Everyone knew that Restivo was one of the last people to see Elisa alive at the church. But he always maintained she was fine when he left.

Restivo’s whereabouts for the next 90 minutes or so could not be corroborated by anybody and he sustained a mysterious cut to his hand that day, which he said he got on a building site nearby.

But magistrates were not satisfied with his explanations and in 1996 he was formally charged with giving false evidence to the police.

Although he was the prime suspect, Restivo was never charged with Elisa’s disappearance or murder he was sentenced to two years in prison for the false testimony but did not actually serve any of it.

Pierangelo Maurizio says Restivo’s family never understood him but they protected him “more than would be normal in this situation”. They have continued to back him financially.

Restivo’s father, Maurizio, was an influential figure in Potenza, the Director of the National Library and well connected in the community.

Though not especially rich, the Restivo family was part of the ‘Potenza Bene’ – the powerful.

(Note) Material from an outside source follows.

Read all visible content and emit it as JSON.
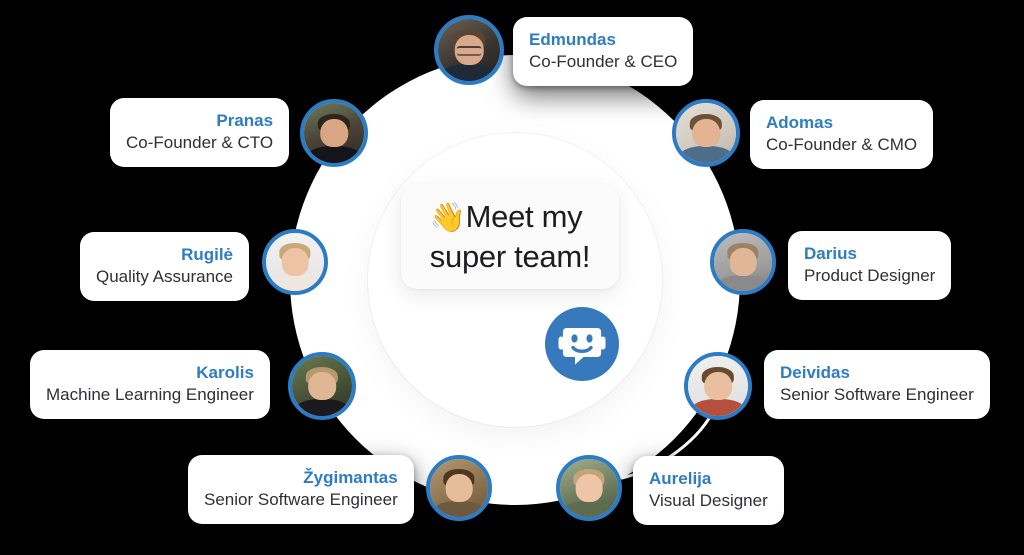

Pierangelo still does not know whether mistakes in the early days of the Claps investigation, like the failure to seize Restivo’s clothes before they were washed or to conduct a thorough search of the church, were down to incompetence by police or prosecutors or to conspiracy.

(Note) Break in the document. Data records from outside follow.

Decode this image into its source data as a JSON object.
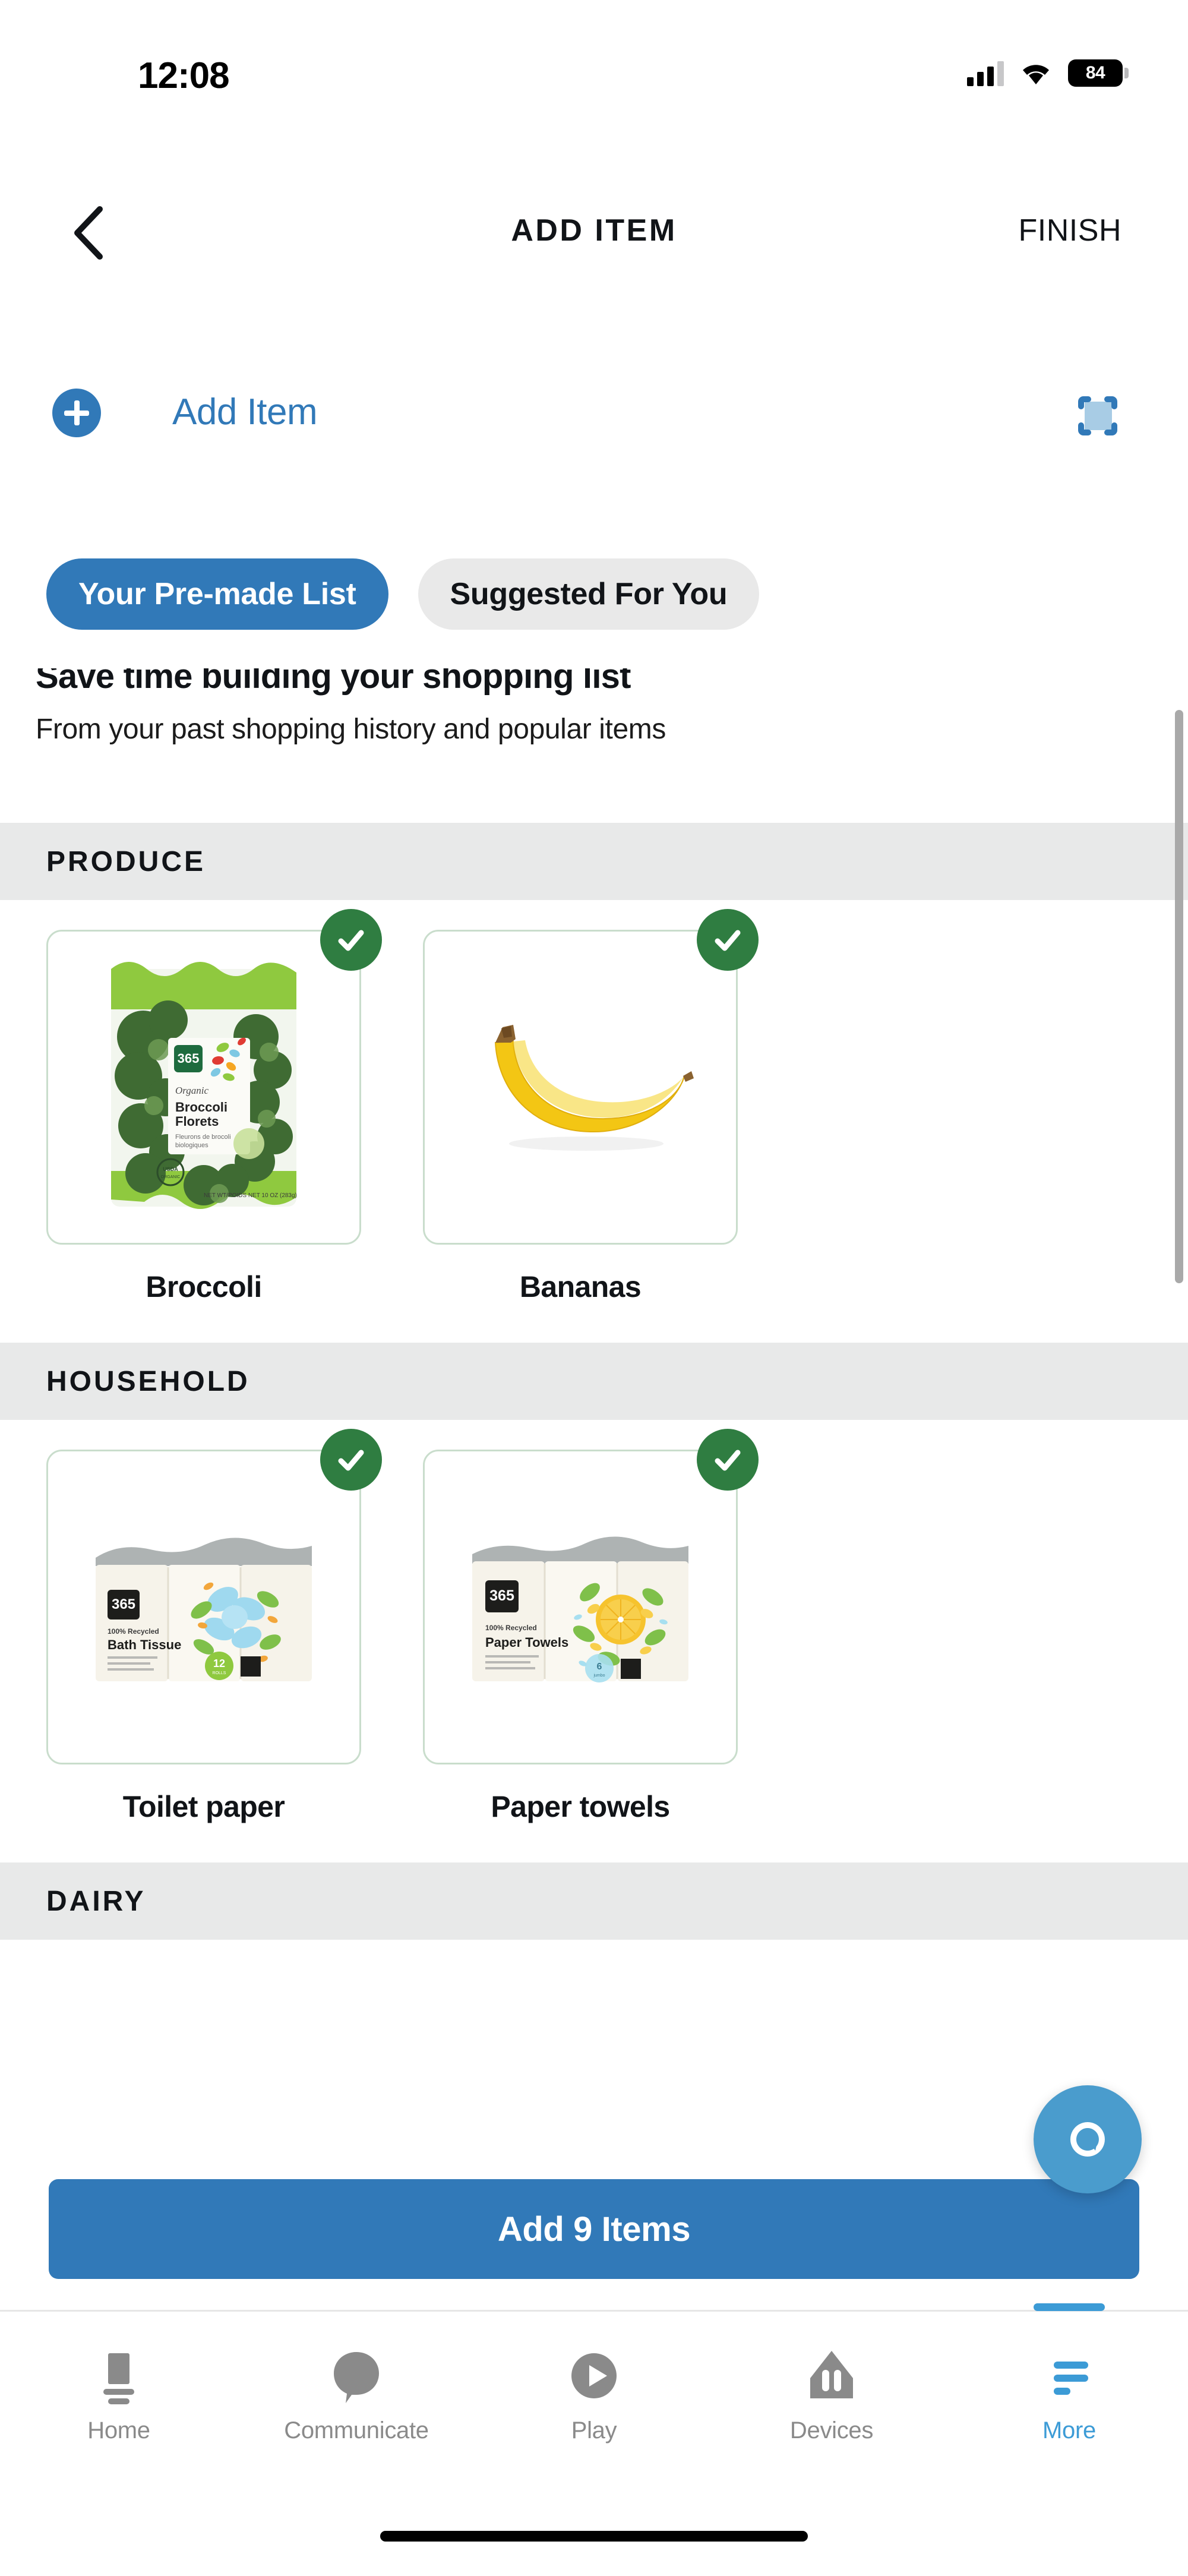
{
  "status_bar": {
    "time": "12:08",
    "battery_level": "84",
    "icons": [
      "cellular-signal-icon",
      "wifi-icon",
      "battery-icon"
    ]
  },
  "nav": {
    "back_icon": "chevron-left-icon",
    "title": "ADD ITEM",
    "finish_label": "FINISH"
  },
  "add_item": {
    "plus_icon": "plus-circle-icon",
    "placeholder": "Add Item",
    "value": "",
    "scan_icon": "barcode-scan-icon"
  },
  "tabs": [
    {
      "label": "Your Pre-made List",
      "active": true
    },
    {
      "label": "Suggested For You",
      "active": false
    }
  ],
  "promo": {
    "title": "Save time building your shopping list",
    "subtitle": "From your past shopping history and popular items"
  },
  "sections": [
    {
      "name": "PRODUCE",
      "items": [
        {
          "label": "Broccoli",
          "selected": true,
          "image": "broccoli-florets-bag-image"
        },
        {
          "label": "Bananas",
          "selected": true,
          "image": "banana-image"
        }
      ]
    },
    {
      "name": "HOUSEHOLD",
      "items": [
        {
          "label": "Toilet paper",
          "selected": true,
          "image": "bath-tissue-pack-image"
        },
        {
          "label": "Paper towels",
          "selected": true,
          "image": "paper-towels-pack-image"
        }
      ]
    },
    {
      "name": "DAIRY",
      "items": []
    }
  ],
  "footer": {
    "add_button_label": "Add 9 Items",
    "assistant_fab_icon": "assistant-circle-icon"
  },
  "tabbar": [
    {
      "label": "Home",
      "icon": "tv-icon",
      "active": false
    },
    {
      "label": "Communicate",
      "icon": "speech-bubble-icon",
      "active": false
    },
    {
      "label": "Play",
      "icon": "play-circle-icon",
      "active": false
    },
    {
      "label": "Devices",
      "icon": "devices-icon",
      "active": false
    },
    {
      "label": "More",
      "icon": "hamburger-menu-icon",
      "active": true
    }
  ],
  "colors": {
    "accent_blue": "#3179b8",
    "fab_blue": "#4a9ccd",
    "check_green": "#2f7d41",
    "card_border_green": "#c9ddcc",
    "section_gray": "#e8e9e9",
    "tab_inactive_gray": "#e9e9e9",
    "tabbar_active_blue": "#3c9bd6"
  }
}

The one group of people who did know Restivo had a serious problem was the military.

He was medically examined at the point of joining the military for his national service.

Army doctors said he had strange attitudes towards sexual behaviour. He was turned down for service.

Restivo arrived in the UK in 2002 to find work and to recover from an unsuccessful thyroid operation which resulted in him partially losing his voice. And probably to get away from the Claps issue.

It was Heather Barnett’s terrible misfortune – just like Elisa’s before her, that he ended up in Bournemouth in the house across the road.